Abdou Diouf, administrateur « froid », n’a jamais pu prendre le pouls d’une population qui transpirait le changement et dont il ignorait en pratique l’ampleur des demandes sociales. Gouvernant le plus souvent par délégation (sous la dictée des institutions financières internationales) et reposant sa confiance sur un potentiel dauphin, Ousmane Tanor Dieng, dont les traits communs étaient une grande connaissance de l’État, la discrétion, la mise classique, Abdou Diouf a su gouverner pendant 20 ans, en alternant fermeté et souplesse. Acculé par son opposition, il a eu à inaugurer l’ère des gouvernements à majorité élargie pour apaiser un climat social et politique souvent perturbé par les contestations de l’opposition qui suivent les lendemains de scrutins électoraux manifestement entachés de fraudes. Poussé au devant de la scène par Senghor, d’abord comme Premier ministre, puis comme successeur à la tête de l’État, il n’avait d’autre choix, pour s’affranchir de l’ombre tutélaire de son ancien mentor, que de proposer des réformes qui allaient consolider la démocratie sénégalaise. Ce qu’il fit ! Devant faire face ensuite à l’intérieur de son propre parti à des « dinosaures » politiques produits de l’époque « senghorienne » et revendiquant une légitimité historique, il a favorisé l’émergence de nouveaux cadres, novices dans le jeu politique. C’était l’époque de ce que l’on nomma la « desenghorisation ». Mal lui en prît, mais avec des effets différés. Car les défections des rangs du Parti socialiste de personnalités aussi marquantes que les anciens ministres Djibo Kâ (1998) et Moustapha Niasse (1999) qui n’ont jamais accepté l’accaparement de la direction du parti par des « jeunes » dépourvus de légitimité historique, seront les premiers signes annonciateurs d’une défaite programmée mais différée, dès lors que les conditions d’une élection libre et transparente seraient réunies. De plus en plus esseulé et « enfermé » dans son palais, Abdou Diouf s’est davantage éloigné des préoccupations urgentes de son peuple dont les conditions d’existence étaient déjà profondément affectées par les conséquences sociales néfastes des politiques d’ajustement structurel, puis par la forte dévaluation du franc CFA, et enfin par les plans d’austérité du duo de technocrates aussi « froids » que leur « patron », Mamadou Lamine Loum et Pape Ousmane Sakho, à la manette de l’économie sénégalaise.
Diouf est en fait le contraire de son successeur, Wade.

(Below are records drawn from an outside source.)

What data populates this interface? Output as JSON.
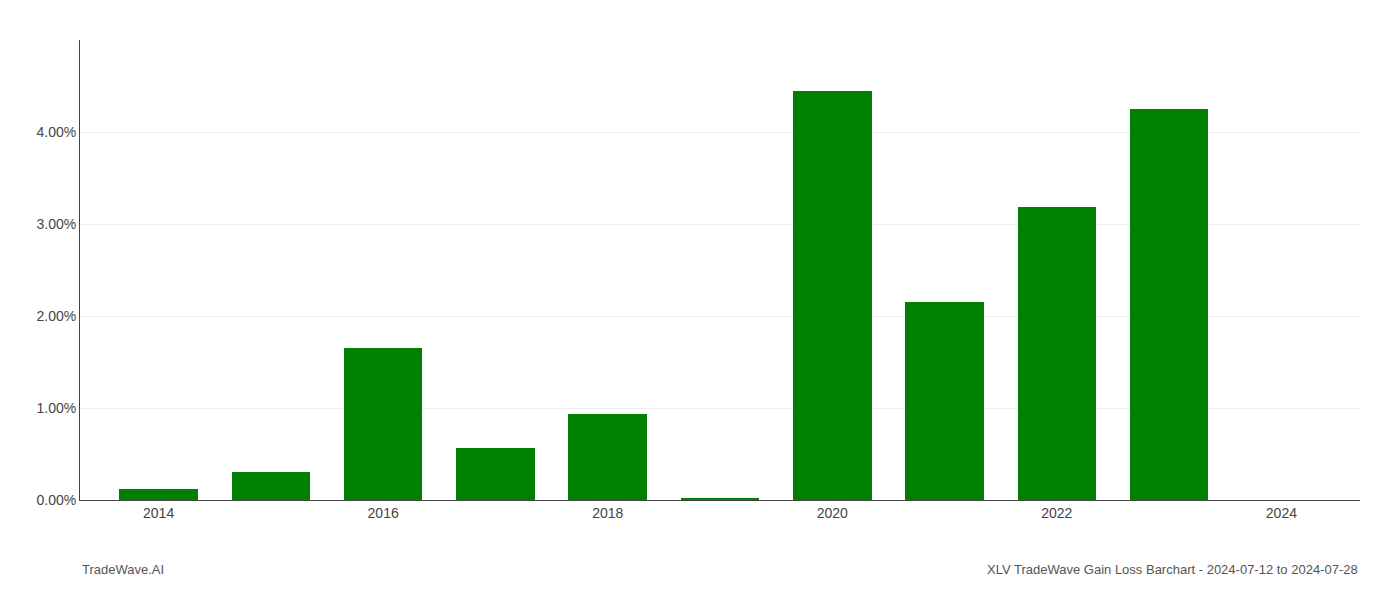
{
  "chart_data": {
    "type": "bar",
    "x": [
      2014,
      2015,
      2016,
      2017,
      2018,
      2019,
      2020,
      2021,
      2022,
      2023,
      2024
    ],
    "values": [
      0.0012,
      0.003,
      0.0165,
      0.0057,
      0.0093,
      0.0002,
      0.0445,
      0.0215,
      0.0318,
      0.0425,
      0.0
    ],
    "color": "#008000",
    "xlim": [
      2013.3,
      2024.7
    ],
    "xticks": [
      2014,
      2016,
      2018,
      2020,
      2022,
      2024
    ],
    "ylim": [
      0,
      0.05
    ],
    "yticks": [
      {
        "value": 0.0,
        "label": "0.00%"
      },
      {
        "value": 0.01,
        "label": "1.00%"
      },
      {
        "value": 0.02,
        "label": "2.00%"
      },
      {
        "value": 0.03,
        "label": "3.00%"
      },
      {
        "value": 0.04,
        "label": "4.00%"
      }
    ],
    "grid": true,
    "annotations": [
      "TradeWave.AI",
      "XLV TradeWave Gain Loss Barchart - 2024-07-12 to 2024-07-28"
    ]
  }
}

3. Wade (2000-2012) : l’intellectuel brillant et mégalomane

Populiste, ayant une connaissance empirique des masses qu’il savait entraîner dans son élan populaire, grâce aussi, reconnaissons-le, à son exceptionnel charisme. Verbomoteur, amoureux des médias, surtout quand ceux-ci savent se montrer déférents à son égard, Wade a eu à créer dans le passé des supports médiatiques qui ont bénéficié de la collaboration de journalistes professionnels, et qui ont connu à un moment donné de l’histoire politique sénégalaise, un succès retentissant. Intellectuel brillant, calculateur, mégalomane sûr de son prétendu « génie », Wade est arrivé au pouvoir avec plein d’idées, une réflexion stratégique qu’il a par la suite déroulée avec un volontarisme assumé au point de pouvoir se prévaloir incontestablement d’un bilan élogieux, en termes de réalisations infrastructurelles. Sensible aux louanges, autoritaire, rhéteur hors pair au verbe facile explorant le registre d’une expertise multiple, il ne lui déplairait pas de se voir « coller » l’étiquette d’un « despote éclairé ».
C’est cet homme politique « rusé » comme le décrivait le président Senghor, courageux, résilient, éprouvé par 26 longues années d’opposition, que les Sénégalais ont élu le 19 mars 2000. Il avait une légitimité sociologique qui allait au-delà de sa majorité électorale. Il a surfé sur cette vague de popularité durant les 7 premières années de son « règne », en construisant, en inaugurant, en continuant à promettre, à faire rêver. Ce rêve de grandeur a certes transformé positivement le Sénégal, mais il a aussi consacré l’émergence de « nouveaux riches » dont le comportement arrogant a dérouté et détourné bien des attentes de personnes qui se sont senties trahies dans la réalisation de l’idéal symbolique du « Sopi » (changement), et qui ont fini par exprimer leur déception, parfois de manière violente. Une violence à laquelle répondait la répression tout aussi violente et aveugle du régime de Wade à la veille du scrutin présidentiel de 2012, alors que la candidature de ce dernier à un troisième mandat, validée par le Conseil constitutionnel, était rejetée par une grande partie de la population, surtout les jeunes qui l’adulaient auparavant. On se demande toujours comment un homme politique aussi avisé, de la dimension de Abdoulaye Wade, visionnaire, personnage mythique de l’histoire politique sénégalaise, a pu sortir par la « petite porte » ?
Pour saper les fondements de son parti et susciter la colère du peuple, Wade n’avait pas cherché loin. Abdoulaye Wade a combattu, humilié et brimé ses compagnons de parti pour le plaisir de son fils Karim Wade. Amour du fils contre désamour de son parti et mépris du peuple, la coupe était pleine. Répétons-le, en politique comme en amour, toutes les fautes s’expient et ne se réparent jamais ! « Le pouvoir ne s’hérite pas, il se mérite », disaient les communicants du fils du président Wade, postulant que ses réalisations légitimeraient ses futures prétentions à nous diriger. Mais, il fallait y ajouter, pour préserver toute la rigueur de l’analyse, que le charisme d’antan du père ne s’hérite pas, sa proximité culturelle avec les votants, non plus. Et l’on aurait alors vite compris que l’entreprise était vouée à l’échec, en plus de saper les repères fondamentaux d’un parti historiquement légitimé qui n’a pas supporté l’émergence sur ses marges d’une excroissance monarchique nommée prétentieusement « Génération du concret ».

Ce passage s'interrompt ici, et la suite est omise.